Autoimmune/inflammatory
There are several acute conditions in which rapid motor loss occurs due to an inflammatory reaction to central or peripheral nerves. Recognised syndromes of post-infectious or inflammatory reactions include acute disseminated encephalomyelitis, Guillain-Barre syndrome (GBS), and transverse myelitis.[4]
Regarding GBS, the nomenclature has varied in the international literature.[4] Acute inflammatory demyelinating polyradiculoneuropathy (AIDP) is the most widely recognised form of GBS in western countries, but the variants known as acute motor axonal neuropathy (AMAN), acute motor-sensory axonal neuropathy (AMSAN), and Miller-Fisher syndrome also are well recognised. AIDP, AMAN, and AMSAN comprise the majority of cases in China, Japan, and Mexico.

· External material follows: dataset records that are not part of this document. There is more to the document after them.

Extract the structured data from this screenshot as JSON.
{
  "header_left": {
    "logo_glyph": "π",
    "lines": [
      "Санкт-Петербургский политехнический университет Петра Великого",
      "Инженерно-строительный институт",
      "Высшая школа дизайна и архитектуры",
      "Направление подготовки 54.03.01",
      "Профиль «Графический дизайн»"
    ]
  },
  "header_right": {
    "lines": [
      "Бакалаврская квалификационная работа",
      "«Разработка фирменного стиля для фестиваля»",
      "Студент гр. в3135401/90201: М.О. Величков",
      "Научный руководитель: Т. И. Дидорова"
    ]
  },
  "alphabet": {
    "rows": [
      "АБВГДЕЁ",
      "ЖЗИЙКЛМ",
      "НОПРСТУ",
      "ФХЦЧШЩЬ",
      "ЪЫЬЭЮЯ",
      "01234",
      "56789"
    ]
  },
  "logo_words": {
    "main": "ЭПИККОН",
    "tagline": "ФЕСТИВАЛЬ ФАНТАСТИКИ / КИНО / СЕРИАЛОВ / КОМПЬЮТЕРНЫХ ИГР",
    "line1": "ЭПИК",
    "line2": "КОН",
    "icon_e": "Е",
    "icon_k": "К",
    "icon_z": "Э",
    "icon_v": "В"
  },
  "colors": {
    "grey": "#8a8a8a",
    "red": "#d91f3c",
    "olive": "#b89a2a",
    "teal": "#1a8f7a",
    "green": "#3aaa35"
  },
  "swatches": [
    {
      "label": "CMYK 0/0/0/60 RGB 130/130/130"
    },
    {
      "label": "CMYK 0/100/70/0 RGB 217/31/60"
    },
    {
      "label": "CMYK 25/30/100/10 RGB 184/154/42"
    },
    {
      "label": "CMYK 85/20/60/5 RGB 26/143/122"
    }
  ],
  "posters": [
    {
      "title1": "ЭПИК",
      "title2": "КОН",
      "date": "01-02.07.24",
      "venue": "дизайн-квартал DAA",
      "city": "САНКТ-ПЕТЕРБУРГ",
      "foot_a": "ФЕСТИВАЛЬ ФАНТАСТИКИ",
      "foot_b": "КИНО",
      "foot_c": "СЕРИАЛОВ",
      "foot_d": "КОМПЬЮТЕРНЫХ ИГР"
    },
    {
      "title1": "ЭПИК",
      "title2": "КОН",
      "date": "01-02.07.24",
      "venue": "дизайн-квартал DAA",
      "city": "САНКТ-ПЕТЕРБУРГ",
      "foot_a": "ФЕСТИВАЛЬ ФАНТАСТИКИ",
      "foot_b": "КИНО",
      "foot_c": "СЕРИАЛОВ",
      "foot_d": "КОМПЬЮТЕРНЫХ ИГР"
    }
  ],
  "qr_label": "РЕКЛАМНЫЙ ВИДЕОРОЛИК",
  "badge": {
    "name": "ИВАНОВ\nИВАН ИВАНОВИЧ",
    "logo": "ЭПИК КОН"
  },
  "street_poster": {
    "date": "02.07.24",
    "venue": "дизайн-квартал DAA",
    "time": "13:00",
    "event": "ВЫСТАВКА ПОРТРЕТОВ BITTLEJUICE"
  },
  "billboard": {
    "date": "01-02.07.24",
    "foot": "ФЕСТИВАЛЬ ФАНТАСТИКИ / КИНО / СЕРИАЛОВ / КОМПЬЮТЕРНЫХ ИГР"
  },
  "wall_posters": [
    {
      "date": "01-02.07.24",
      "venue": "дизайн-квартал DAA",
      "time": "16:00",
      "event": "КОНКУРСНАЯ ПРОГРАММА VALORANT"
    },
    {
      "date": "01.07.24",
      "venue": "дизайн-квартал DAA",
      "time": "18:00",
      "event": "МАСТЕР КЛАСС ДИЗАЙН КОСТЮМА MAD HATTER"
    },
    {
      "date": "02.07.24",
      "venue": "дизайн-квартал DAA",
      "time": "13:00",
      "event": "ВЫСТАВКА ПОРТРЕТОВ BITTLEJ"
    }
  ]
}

In multiple sclerosis, the autoimmune phenomena produce demyelination and axonal disruption as a consequence of T-cell attack.
Compressive
Compression of nerves at any level of the nervous system can cause nerve dysfunction and give rise to motor deficit. Within the skull, this can be due to brain tumours (primary or metastatic), abscess formation, or hydrocephalus. The spinal cord can be compressed by disc prolapse, tumours, or an epidural abscess. Compartment syndrome of the limbs can cause both peripheral nerve dysfunction and muscle breakdown, giving rise to motor deficits.
Tumours that are intrinsic to the CNS account for 1.5% to 2.0% of all malignancies, but metastatic tumours affecting brain and spinal cord function occur in up to 17% of all people with cancer.[5] The most frequent tumours to metastasise to the CNS are lung, breast, melanoma, kidney, colon, and thyroid.
Other
There are many other processes that can produce acute motor deficit, whether due to ion abnormalities, seizures, or idiopathic cellular dysfunction. Fortunately, these are relatively rare situations, but they require additional thought to decipher the pattern of loss and determine the cause. For example, hypnagogical sleep paralysis (also known as isolated sleep paralysis) is diagnosed by the history of accompanying hallucinations.